As Bruce Stevenson’s Risk Consultant, I have been liaising with a wide variety of clients about the steps they have taken to reopen for work. Advising on their legal requirements to adjust their organisation to effectively manage the extra risks brought by COVID-19. Many organisations have been able to work from home effectively, however, certain industries are unable to easily change their processes.
It is a recurring theme in risk management to meet with organisations that have never really grasped the need for documenting their risk procedures. Faced with the need to have a Covid-19 risk assessment, combined with the fact that the Health and Safety Executive (HSE) and the Scottish Government have been very clear they are going to police this, a lot of people have been very eager to get their required risk assessments in place.
When I meet a client and talk through their Covid-19 risk assessment, the next thing I ask to see is their fire risk assessment. Most organisations I meet for the first time do not have a current fire risk assessment in place. When you are open for work, you are allowing the HSE to visit your premises at their discretion. After the HSE has reviewed your Covid-19 risk assessment, they will want to see all your other risk procedures.

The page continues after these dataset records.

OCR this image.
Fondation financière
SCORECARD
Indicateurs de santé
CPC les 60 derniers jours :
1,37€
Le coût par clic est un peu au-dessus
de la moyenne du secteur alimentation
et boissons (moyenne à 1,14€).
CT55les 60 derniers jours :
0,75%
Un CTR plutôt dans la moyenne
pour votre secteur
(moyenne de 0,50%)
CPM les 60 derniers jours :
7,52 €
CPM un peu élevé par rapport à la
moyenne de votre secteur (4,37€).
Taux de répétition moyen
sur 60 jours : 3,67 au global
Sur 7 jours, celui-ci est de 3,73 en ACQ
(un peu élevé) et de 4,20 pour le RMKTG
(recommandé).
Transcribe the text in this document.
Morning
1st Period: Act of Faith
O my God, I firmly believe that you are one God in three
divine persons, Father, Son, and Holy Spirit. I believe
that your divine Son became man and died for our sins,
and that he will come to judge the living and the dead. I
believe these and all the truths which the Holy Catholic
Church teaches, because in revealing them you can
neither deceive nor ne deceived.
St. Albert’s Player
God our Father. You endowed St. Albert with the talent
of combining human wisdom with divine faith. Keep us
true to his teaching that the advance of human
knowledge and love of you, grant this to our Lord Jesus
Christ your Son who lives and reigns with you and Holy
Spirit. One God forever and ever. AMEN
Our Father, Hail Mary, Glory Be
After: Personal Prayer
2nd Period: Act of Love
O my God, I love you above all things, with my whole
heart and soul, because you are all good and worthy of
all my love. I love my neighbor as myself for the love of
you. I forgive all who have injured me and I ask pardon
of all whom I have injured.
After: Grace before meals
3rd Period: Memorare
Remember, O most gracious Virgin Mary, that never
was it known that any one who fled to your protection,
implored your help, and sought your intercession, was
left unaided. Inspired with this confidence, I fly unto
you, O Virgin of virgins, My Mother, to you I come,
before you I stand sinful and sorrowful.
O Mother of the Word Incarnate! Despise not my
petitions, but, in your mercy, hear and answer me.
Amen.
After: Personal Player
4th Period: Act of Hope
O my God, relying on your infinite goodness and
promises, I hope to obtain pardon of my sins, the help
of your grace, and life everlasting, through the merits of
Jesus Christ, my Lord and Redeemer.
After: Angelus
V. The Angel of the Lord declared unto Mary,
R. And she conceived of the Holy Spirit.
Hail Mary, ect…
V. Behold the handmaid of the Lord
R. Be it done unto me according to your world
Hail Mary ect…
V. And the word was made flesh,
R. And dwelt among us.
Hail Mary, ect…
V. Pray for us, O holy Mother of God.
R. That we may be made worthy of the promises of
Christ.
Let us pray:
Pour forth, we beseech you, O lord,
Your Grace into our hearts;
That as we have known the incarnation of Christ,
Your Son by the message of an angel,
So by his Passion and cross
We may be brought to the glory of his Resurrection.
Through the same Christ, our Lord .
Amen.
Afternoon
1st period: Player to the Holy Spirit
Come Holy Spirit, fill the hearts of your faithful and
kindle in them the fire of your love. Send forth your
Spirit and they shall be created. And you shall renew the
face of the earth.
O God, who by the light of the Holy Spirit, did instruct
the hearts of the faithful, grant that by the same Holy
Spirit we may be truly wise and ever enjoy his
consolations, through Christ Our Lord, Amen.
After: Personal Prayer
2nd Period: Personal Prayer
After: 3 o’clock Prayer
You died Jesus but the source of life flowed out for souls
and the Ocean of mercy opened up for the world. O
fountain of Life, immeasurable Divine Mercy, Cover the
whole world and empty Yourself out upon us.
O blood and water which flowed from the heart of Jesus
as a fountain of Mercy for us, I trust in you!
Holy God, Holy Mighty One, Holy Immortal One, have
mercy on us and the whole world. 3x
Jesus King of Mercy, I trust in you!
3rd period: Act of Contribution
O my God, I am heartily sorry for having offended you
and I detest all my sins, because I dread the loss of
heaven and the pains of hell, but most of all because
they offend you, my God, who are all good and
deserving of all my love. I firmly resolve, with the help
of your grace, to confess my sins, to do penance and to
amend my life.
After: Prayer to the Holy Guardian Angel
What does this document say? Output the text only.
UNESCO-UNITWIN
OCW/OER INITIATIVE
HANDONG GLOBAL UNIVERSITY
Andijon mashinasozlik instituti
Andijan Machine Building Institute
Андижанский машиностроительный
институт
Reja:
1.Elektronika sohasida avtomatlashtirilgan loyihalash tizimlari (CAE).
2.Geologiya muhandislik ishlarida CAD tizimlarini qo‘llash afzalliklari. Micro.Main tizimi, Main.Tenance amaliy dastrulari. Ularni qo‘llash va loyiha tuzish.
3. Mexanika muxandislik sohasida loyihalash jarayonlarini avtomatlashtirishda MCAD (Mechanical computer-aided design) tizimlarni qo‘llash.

A fire risk assessment is a requirement, and not having this in place makes it very easy for the HSE to present you with a fine, produce a potentially costly fire risk assessment on your behalf or, in some circumstances, take you to court. In many cases, a Covid-19 risk assessment can lead to other workplace risk assessments and a review of the health and safety policy.
Due to changing processes brought on from social distancing, or changes to their number of personnel, a lot of our clients have sought a review of their procedures and risk assessments. Changes in legislation have been particularly challenging, with some people confused as to which guidelines they should heed above others.
The commercial sector has seen a lot of changes, and the catering and hospitality industries have seen a great deal of new legislation required to conduct business.
Like a lot of us, I have become adept at video conferencing, which led me to host training webinars for businesses from all types of industries. Through these, our Charities Account Executive, Michael Hashim, introduced me to Inspire Scotland. Inspire Scotland represent a network of charity and third sector organisations in Scotland and I agreed to host webinars for them.
The response from the webinars was unbelievable, but it also meant there was a lot of people that needed help. These became over-subscribed and led to me working with several organisations. Inspire Scotland secured a grant from the Scottish Government to allow for risk assessments so their members could continue providing care to those who needed it.
It is all about having an expert opinion on changes in the workplace. Some organisations do not have the luxury of referring their situation to someone.
If I can act as the referral point, that re-assurance and second pair of eyes, I can confirm what they have is what they need.